Data-Driven Safety Feedback as Part of Debrief for General Aviation Pilots
General Aviation (GA) is the foundation of most
flying activities and the training ground for civilian pilots, both
recreational and professional. However, the safety record for GA is lacking
compared to that of commercial aviation. Approximately 75% of accidents each
year involve personnel factors, that is, even if the pilot was not the cause of
the accident, they could have done something to either prevent it or improve
In this research, I aim to improve GA safety through safety-driven post-flight debrief that encourages pilots to consider the risk in their flights and identify behavioral changes that could make their flying safer. Providing pilots with a debrief tool that they can use with or without a flight instructor requires that we know both what to communicate, and how to communicate it. Risk communication heuristics and biases have not been researched in the context of aviation and flight training and we therefore do not know how pilots understand or respond to debrief.
To achieve the goals of this work, I used a three-step process: (1) identify events that may put the safe outcome of a flight at risk, (2) detect those events in flight data, and (3) inform the pilot in a way that helps them improve in their future flights. I use a state-based representation of historical aviation accidents to define a list of events or behaviors that need to be communicated to the pilots, in the form of states and triggers. I use flight data to retrospectively detect these behaviors upon completion of the flight, by mapping parameters or combinations of parameters that can be calculated and tracked in the flight data to the hazardous states and triggers defined. To present these events to pilots, I created a prototype interactive debrief tool with risk information that I use in a survey to evaluate the effectiveness of feedback in different representation formats. Specifically, I evaluate the impact of three factors: representation method (graphical and numerical), parameter type (safety and performance parameters), and framing language (risk-centric and safety-centric).
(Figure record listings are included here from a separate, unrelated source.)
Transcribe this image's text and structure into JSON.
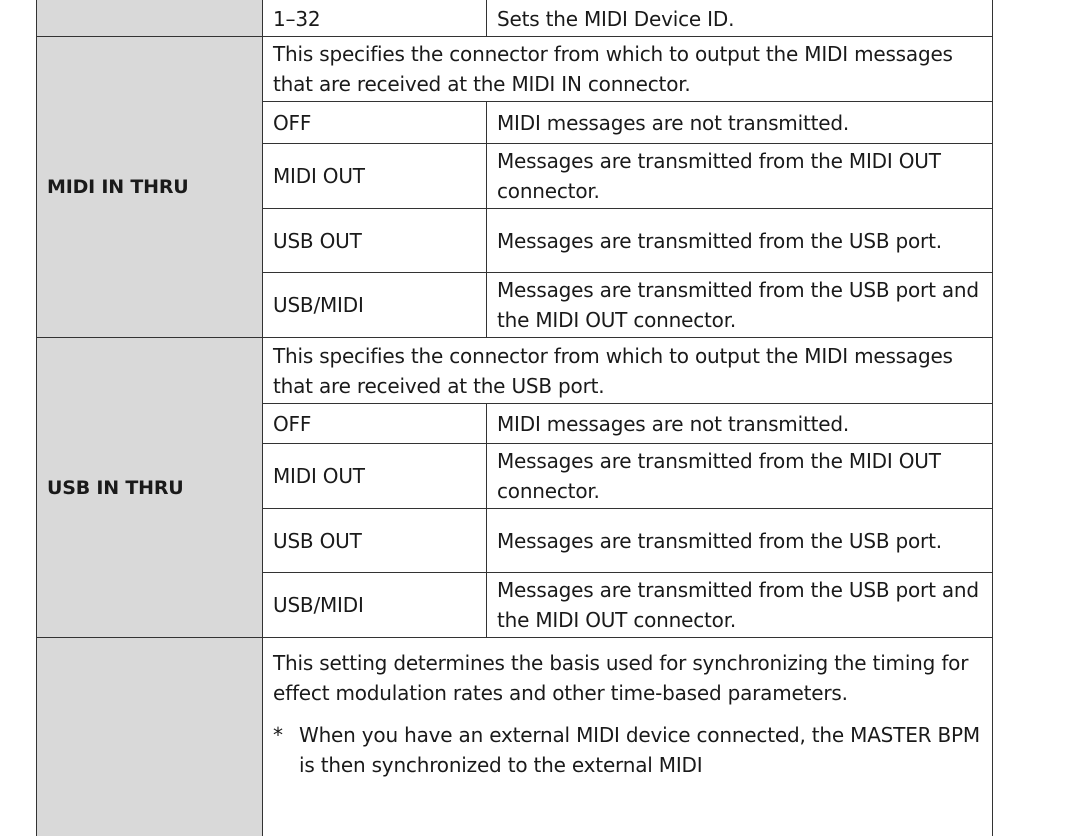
{
  "top_row": {
    "value": "1–32",
    "description": "Sets the MIDI Device ID."
  },
  "midi_in_thru": {
    "name": "MIDI IN THRU",
    "description": "This specifies the connector from which to output the MIDI messages that are received at the MIDI IN connector.",
    "options": [
      {
        "value": "OFF",
        "description": "MIDI messages are not transmitted."
      },
      {
        "value": "MIDI OUT",
        "description": "Messages are transmitted from the MIDI OUT connector."
      },
      {
        "value": "USB OUT",
        "description": "Messages are transmitted from the USB port."
      },
      {
        "value": "USB/MIDI",
        "description": "Messages are transmitted from the USB port and the MIDI OUT connector."
      }
    ]
  },
  "usb_in_thru": {
    "name": "USB IN THRU",
    "description": "This specifies the connector from which to output the MIDI messages that are received at the USB port.",
    "options": [
      {
        "value": "OFF",
        "description": "MIDI messages are not transmitted."
      },
      {
        "value": "MIDI OUT",
        "description": "Messages are transmitted from the MIDI OUT connector."
      },
      {
        "value": "USB OUT",
        "description": "Messages are transmitted from the USB port."
      },
      {
        "value": "USB/MIDI",
        "description": "Messages are transmitted from the USB port and the MIDI OUT connector."
      }
    ]
  },
  "sync_row": {
    "description": "This setting determines the basis used for synchronizing the timing for effect modulation rates and other time-based parameters.",
    "note_marker": "*",
    "note": "When you have an external MIDI device connected, the MASTER BPM is then synchronized to the external MIDI"
  }
}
I disseminated the survey via aviation mailing lists, type groups, flying clubs, and flight training providers, end received 268 responses. The survey analysis showed that the feedback representation does affect its effectiveness in terms of risk perception, but not when it comes to pilots’ motivation to change. The lessons learnt from this survey can be used in creating additional surveys that delve further into risk communication biases and our understanding of how pilots perceive risk and feedback.